This weekend brings with it the festival of lights, Diwali and Bal Diwas or Children's Day. In the pandemic, these are small joys that have kept and continue to keep people together. The history of November 14 has been sewed keeping in mind the fondness of India's first Prime Minister Jawahar Lal Nehru and the Parliament's resolution to celebrate his birth anniversary as the day that we remind the country about our work towards "the citizens of tomorrow". Be it their education, upliftment and in terms of the opportunities that they receive being part of the future of the country.
As much as the entire social sector has relentlessly worked towards keeping the systems of development in place, the pandemic and the consequent lockdown have disrupted them. Children from all backgrounds have been majorly affected by them. Epidemics and pandemics, such as COVID-19, produce potential risks to children's development due to the high risk of illness, increased level of stress in both children and their parents/caregivers. Situations that are potentially for a longer period those disrupt the normal functioning and routine of children tend to pose unforeseen risks in their lives which need to be still looked at in priority.
Key actors of child development work together, never in isolation, for the development. COVID-19's higher impact can be noted on the effects that it has had on the individual players of development such as, healthcare, socialization, early-child care, education and several other interactions that are predominant for successful development. One must not overlook the socio-economic diversity across the country that leaves out many children due to their vulnerable backgrounds.
The Journal of Pediatrics suggests some mitigating actions to support early and late child development keeping in mind the ongoing crisis:
Healthcare and Economic Relief must go hand in hand Provisions of nutritious food is an important aspect of child development. With the ongoing pandemic, the United Nations' State of Food Security and Nutrition in the World Report forecasts that the coronavirus could push over 132 million more people into chronic hunger by the end of 2020. This setback is also predicted to largely weaken the Sustainable Development Goal of Zero Hunger by 2030. Keeping this in mind, there needs to be concrete economic support to provide interventions in the ongoing efforts of Mid Day Meals (MDM) and Take Home Rations (THR). Studies show that the beneficiaries of Mid Day Meals are over 12,00,00,000 children. These efforts must be accompanied by support for caregivers' well-being, mental health and capacity to provide nurturing care for young children as a family support package, so that young children can thrive, not just survive.
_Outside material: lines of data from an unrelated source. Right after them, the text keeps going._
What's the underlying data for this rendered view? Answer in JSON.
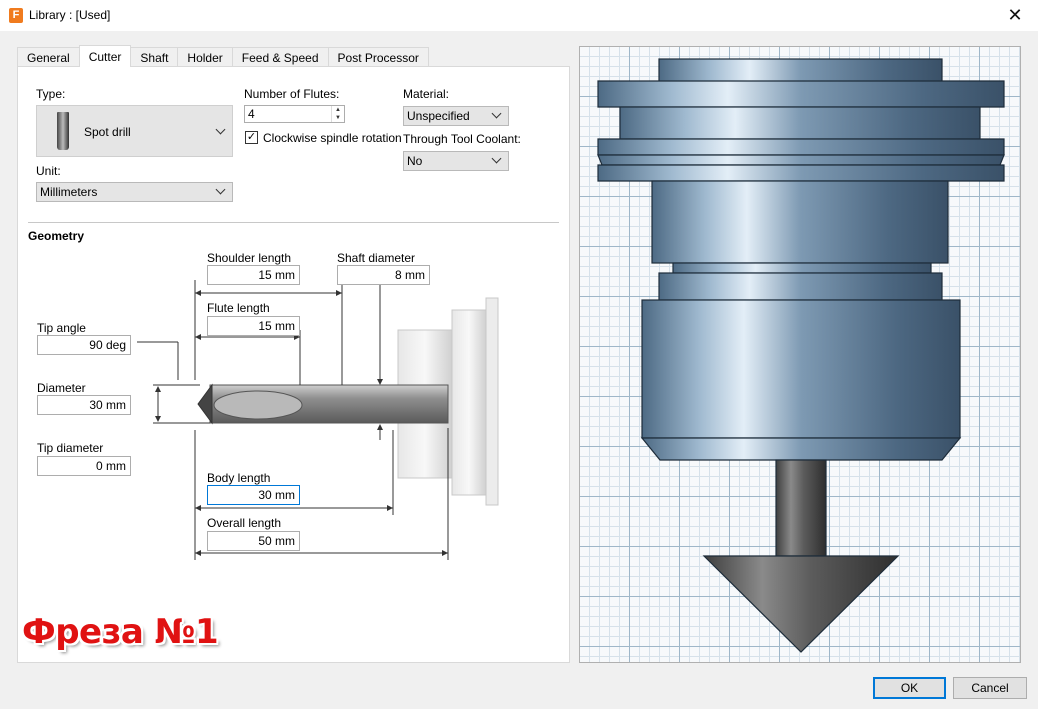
{
  "window": {
    "app_icon": "F",
    "title": "Library : [Used]",
    "close_glyph": "✕"
  },
  "tabs": [
    {
      "label": "General"
    },
    {
      "label": "Cutter"
    },
    {
      "label": "Shaft"
    },
    {
      "label": "Holder"
    },
    {
      "label": "Feed & Speed"
    },
    {
      "label": "Post Processor"
    }
  ],
  "active_tab": "Cutter",
  "cutter": {
    "type_label": "Type:",
    "type_value": "Spot drill",
    "unit_label": "Unit:",
    "unit_value": "Millimeters",
    "flutes_label": "Number of Flutes:",
    "flutes_value": "4",
    "spindle_label": "Clockwise spindle rotation",
    "spindle_checked": true,
    "material_label": "Material:",
    "material_value": "Unspecified",
    "coolant_label": "Through Tool Coolant:",
    "coolant_value": "No"
  },
  "geometry": {
    "heading": "Geometry",
    "shoulder_length": {
      "label": "Shoulder length",
      "value": "15 mm"
    },
    "shaft_diameter": {
      "label": "Shaft diameter",
      "value": "8 mm"
    },
    "flute_length": {
      "label": "Flute length",
      "value": "15 mm"
    },
    "tip_angle": {
      "label": "Tip angle",
      "value": "90 deg"
    },
    "diameter": {
      "label": "Diameter",
      "value": "30 mm"
    },
    "tip_diameter": {
      "label": "Tip diameter",
      "value": "0 mm"
    },
    "body_length": {
      "label": "Body length",
      "value": "30 mm"
    },
    "overall_length": {
      "label": "Overall length",
      "value": "50 mm"
    }
  },
  "caption": "Фреза №1",
  "buttons": {
    "ok": "OK",
    "cancel": "Cancel"
  },
  "icons": {
    "app": "fusion-app-icon",
    "check": "✓",
    "spin_up": "▲",
    "spin_down": "▼"
  }
}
Delivery Platform at scale to reach the mass must adapt to the current pandemic Trained paraprofessional community health and support workers supervised within the health system in collaboration with faith organizations and civil society, are effective at reaching large numbers of people in their homes and in groups to deliver information, essential health products, support services, and referrals. Furthermore, radio, television, digital, and app-based learning programs for young children, radio, and other mass media interventions for parents and caregivers, and psychosocial support through community organizations needs to be made available in the crisis. It is widely noted that the internet today acts as an exclusive commodity only for those who can afford the same. In this effort to make the delivery platforms capable of reaching the masses during a pandemic, the availability and accessibility of the same should be made easy. Giving due regard to challenges pertaining to the mental health of children The transition from offline to the online may, at times, seem like a progressive change for the world but that often brings with itself threats in the virtual space. Additionally, with quarantine and social distancing being the norm of the time, it has escalated the instances of anxiety and depression in children. And social interactions with many other are crucial aspects of child development that are limitations of the crisis. Required help to both children and their caregivers is necessary through adequate expertise in the area.
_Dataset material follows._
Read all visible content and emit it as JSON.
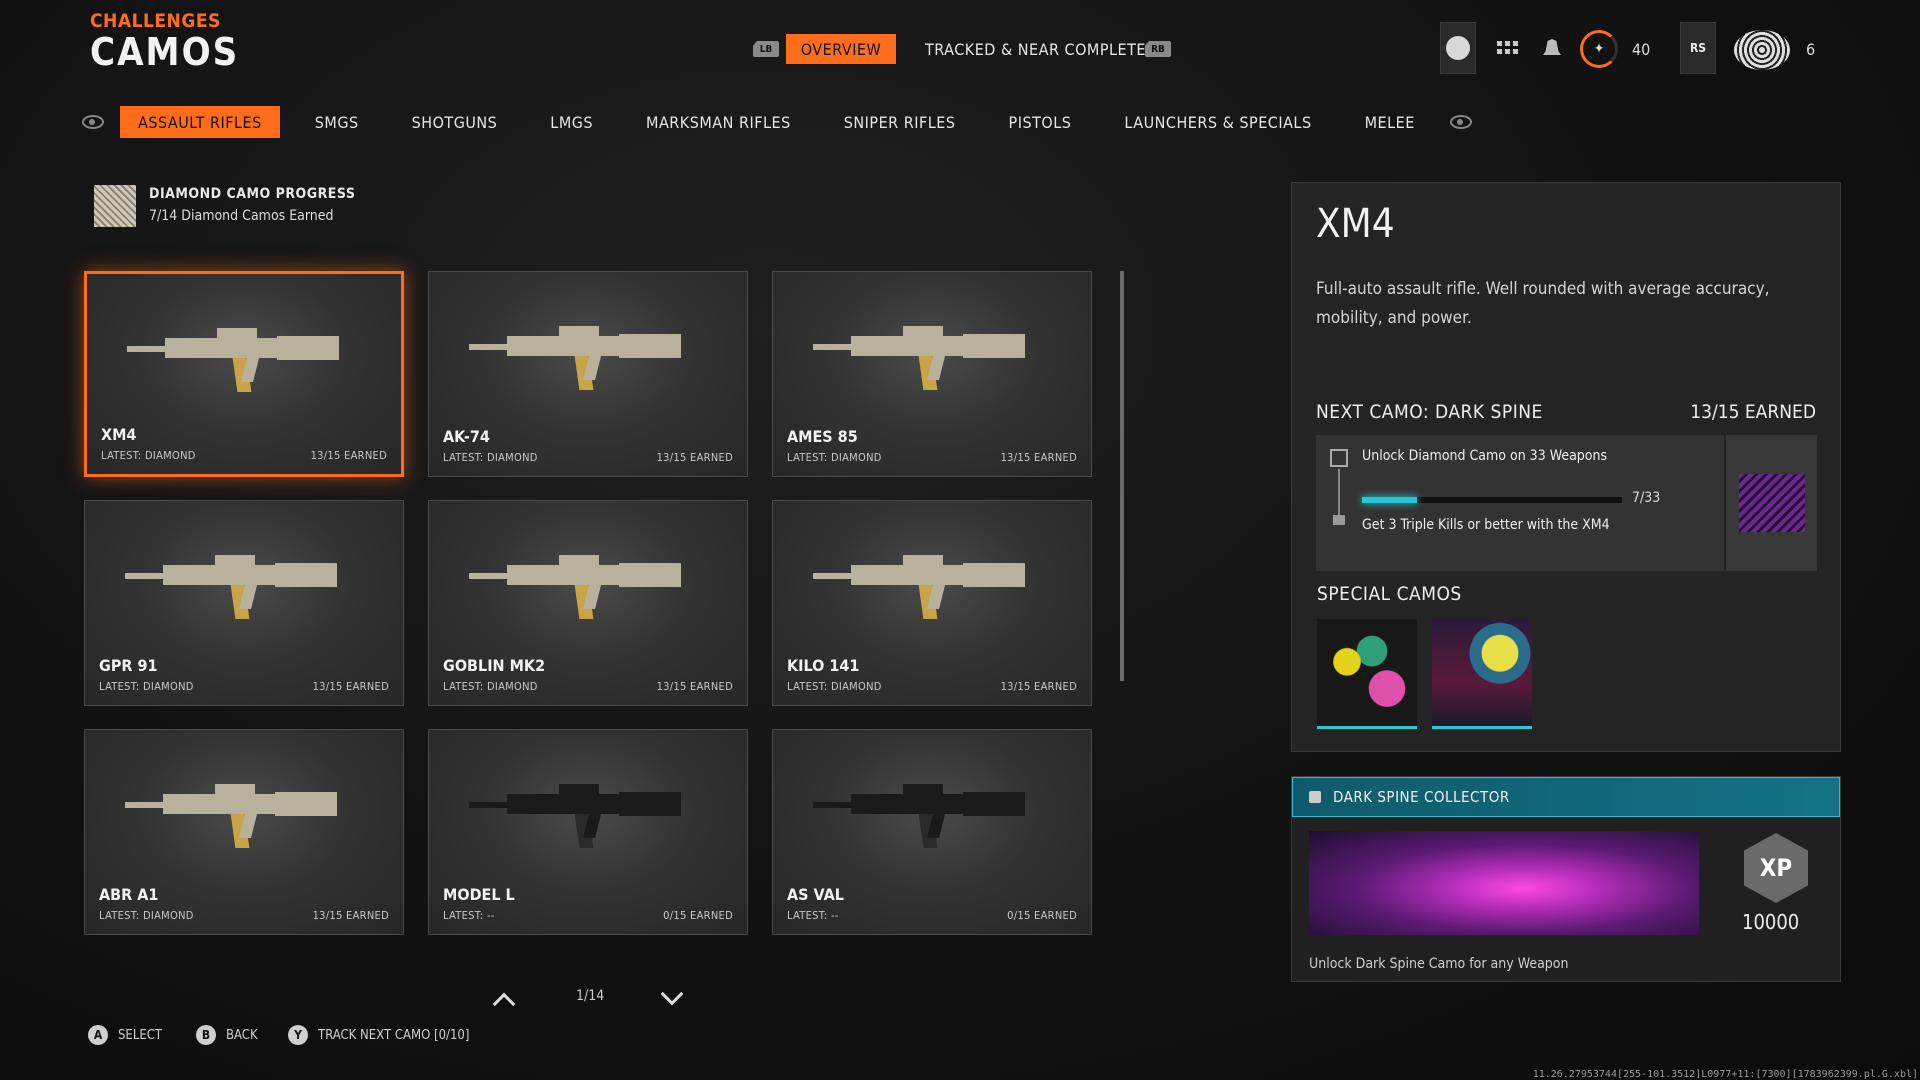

The aforementioned are some effective methods with which the gaps that the pandemic has created can be filled. This being an ongoing process of learning and understanding the impacts of such a pandemic, it also shows us the way to make policies that are headed in the direction of the welfare of people who suffer from its consequences.
To navigate the best ways to safeguard and provide support to child development, all key players of the same need to be streamlined. On 14th November and 20th November, national and universal children's day is celebrated to remind us of the work that still needs to be done in order to accomplish developmental goals in an inclusive world for the future of this world, that are children. COVID-19's incoming has thrown light on stumped growth models and infrastructure that require work so as to adapt to the current crisis. This can be viewed as an opportunity to learn from shortcomings and enhance support for the children.